From Fig. 12, Fig. 13, Fig. 14, Fig. 15, Fig. 16, we observe the effects of treatment as a control measure on the susceptible, exposed, infected, liver cirrhotic and recovered individuals for 20 years timeline. It has been seen that the control measure significantly influences the susceptible, exposed, infected, liver cirrhotic and recovered individuals. Here, both the infected and liver cirrhotic individuals have decreased noticeably for the presence of treatment control than the individuals without having the control measure. Again, the number of recovered individuals increases when treatment control is applied compared to the individuals without optimal control.

Fig. 17, Fig. 18, Fig. 19, Fig. 20, Fig. 21 show the effects of control measures (vaccination and treatment) on the susceptible, exposed, infected, liver cirrhotic and recovered individuals for 20 years timeline. It has been observed that the control measure slightly influences the susceptible population, but significantly controls the exposed, infected, liver cirrhotic and recovered individuals. As anticipated, both the infected and liver cirrhotic individuals have decreased for the presence of control measure than the individuals without having the control measure. In contrast, the number of recovered individuals increases when the control measure is applied compared to the individuals without optimal control.

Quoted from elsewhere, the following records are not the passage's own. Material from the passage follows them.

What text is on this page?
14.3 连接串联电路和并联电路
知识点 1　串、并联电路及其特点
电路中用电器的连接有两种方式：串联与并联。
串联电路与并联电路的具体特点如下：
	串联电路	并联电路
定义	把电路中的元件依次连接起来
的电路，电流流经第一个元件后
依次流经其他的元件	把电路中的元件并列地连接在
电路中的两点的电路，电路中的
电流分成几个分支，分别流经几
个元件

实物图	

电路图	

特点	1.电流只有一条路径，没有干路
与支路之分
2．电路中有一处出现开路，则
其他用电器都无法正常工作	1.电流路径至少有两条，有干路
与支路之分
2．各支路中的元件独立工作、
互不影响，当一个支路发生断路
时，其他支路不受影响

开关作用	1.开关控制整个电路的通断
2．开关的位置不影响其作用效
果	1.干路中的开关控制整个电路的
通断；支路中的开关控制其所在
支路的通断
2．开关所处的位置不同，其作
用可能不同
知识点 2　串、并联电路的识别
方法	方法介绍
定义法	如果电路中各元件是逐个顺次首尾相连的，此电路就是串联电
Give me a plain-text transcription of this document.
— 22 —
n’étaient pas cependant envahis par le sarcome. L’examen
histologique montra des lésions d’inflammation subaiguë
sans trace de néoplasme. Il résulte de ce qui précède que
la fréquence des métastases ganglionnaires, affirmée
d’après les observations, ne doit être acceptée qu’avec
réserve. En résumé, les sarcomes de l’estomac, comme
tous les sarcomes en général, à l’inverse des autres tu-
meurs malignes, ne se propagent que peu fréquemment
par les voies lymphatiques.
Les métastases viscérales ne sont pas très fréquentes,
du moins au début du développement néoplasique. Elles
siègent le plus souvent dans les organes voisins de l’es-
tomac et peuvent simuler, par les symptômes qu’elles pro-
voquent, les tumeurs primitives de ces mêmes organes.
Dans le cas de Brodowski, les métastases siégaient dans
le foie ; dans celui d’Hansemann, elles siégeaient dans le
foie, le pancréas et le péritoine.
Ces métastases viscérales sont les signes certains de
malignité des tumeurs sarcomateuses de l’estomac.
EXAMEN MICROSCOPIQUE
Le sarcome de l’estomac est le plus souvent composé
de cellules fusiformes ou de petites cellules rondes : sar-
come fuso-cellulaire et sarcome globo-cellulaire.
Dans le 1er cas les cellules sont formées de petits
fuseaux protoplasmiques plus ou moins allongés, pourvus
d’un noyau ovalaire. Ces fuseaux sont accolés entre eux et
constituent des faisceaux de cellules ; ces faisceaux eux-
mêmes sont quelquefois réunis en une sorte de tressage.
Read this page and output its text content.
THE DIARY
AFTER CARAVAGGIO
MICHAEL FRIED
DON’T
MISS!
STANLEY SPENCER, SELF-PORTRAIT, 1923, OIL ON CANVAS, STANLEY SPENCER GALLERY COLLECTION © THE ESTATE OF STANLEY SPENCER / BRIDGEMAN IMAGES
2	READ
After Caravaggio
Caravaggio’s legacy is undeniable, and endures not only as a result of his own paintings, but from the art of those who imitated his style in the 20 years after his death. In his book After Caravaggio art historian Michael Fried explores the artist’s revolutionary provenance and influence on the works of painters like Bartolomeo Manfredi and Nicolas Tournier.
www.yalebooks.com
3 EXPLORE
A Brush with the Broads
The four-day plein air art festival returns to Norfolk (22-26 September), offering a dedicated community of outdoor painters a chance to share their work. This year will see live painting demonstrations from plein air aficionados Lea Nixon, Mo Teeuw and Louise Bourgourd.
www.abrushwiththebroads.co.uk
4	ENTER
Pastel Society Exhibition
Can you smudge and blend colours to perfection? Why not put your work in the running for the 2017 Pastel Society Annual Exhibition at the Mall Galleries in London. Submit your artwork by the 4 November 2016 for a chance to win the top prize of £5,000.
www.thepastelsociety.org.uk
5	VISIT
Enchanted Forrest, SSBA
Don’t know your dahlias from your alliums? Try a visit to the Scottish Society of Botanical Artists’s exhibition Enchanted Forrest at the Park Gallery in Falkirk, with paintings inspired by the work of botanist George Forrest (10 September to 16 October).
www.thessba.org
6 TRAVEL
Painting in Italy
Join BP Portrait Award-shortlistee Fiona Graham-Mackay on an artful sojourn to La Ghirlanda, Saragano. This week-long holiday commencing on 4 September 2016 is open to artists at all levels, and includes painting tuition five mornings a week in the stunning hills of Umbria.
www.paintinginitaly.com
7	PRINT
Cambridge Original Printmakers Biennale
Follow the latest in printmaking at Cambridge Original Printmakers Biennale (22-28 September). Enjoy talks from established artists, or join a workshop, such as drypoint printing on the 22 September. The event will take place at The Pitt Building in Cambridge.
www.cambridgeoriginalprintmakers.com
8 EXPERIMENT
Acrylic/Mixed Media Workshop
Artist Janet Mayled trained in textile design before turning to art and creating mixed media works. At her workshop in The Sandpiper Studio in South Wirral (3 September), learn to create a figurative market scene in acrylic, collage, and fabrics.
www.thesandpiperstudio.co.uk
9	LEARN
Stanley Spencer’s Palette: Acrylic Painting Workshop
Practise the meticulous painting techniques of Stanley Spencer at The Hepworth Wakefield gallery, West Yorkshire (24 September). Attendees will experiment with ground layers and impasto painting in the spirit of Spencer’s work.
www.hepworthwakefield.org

Fig. 22, Fig. 23, Fig. 24, Fig. 25, Fig. 26 exhibit the effects of the maximum level of the control measures (vaccination and treatment) on the susceptible, exposed, infected, liver cirrhotic and recovered individuals for 20 years timeline at an extreme level of the control measure. It has been noted that the control measure significantly controls the susceptible, exposed, infected, liver cirrhotic and recovered individuals. As presumed, both the infected and liver cirrhotic individuals have increased for the absence of control measure than the individuals with having the control measure at their extreme level. Conversely, the number of recovered individuals increases when the control measure is applied compared to the individuals without optimal control.

Conclusions

In this paper, an optimal control model has been formulated considering two control variables by using the most well-known Pontryagin’s maximum principle. Numerical simulations have been performed to illustrate the analytic results. After investigation, it has been observed that the optimal vaccination and treatment are much more effective for reducing the number of exposed, infected and liver cirrhotic individuals, to maximize the recovered individuals and also to minimize the cost of the two control measures. Since there are vaccination strategies available for hepatitis B infection (which ultimately leads to chronic disease liver cirrhosis) so from the simulations, it has been established that the optimal combination of vaccination and treatment is effective to control the disease progression. So to reduce the infections, hepatitis B virus vaccination should be started immediately after newborn birth. Eventually, liver cirrhosis is a significant cause of illness and death worldwide. It affects millions of patients all over the world. Liver cirrhosis occurs throughout the world irrespective of age, sex, region, and race. It is time to get rid of this fatal disease.

Declaration of competing interest

The authors have no conflict of interest to declare.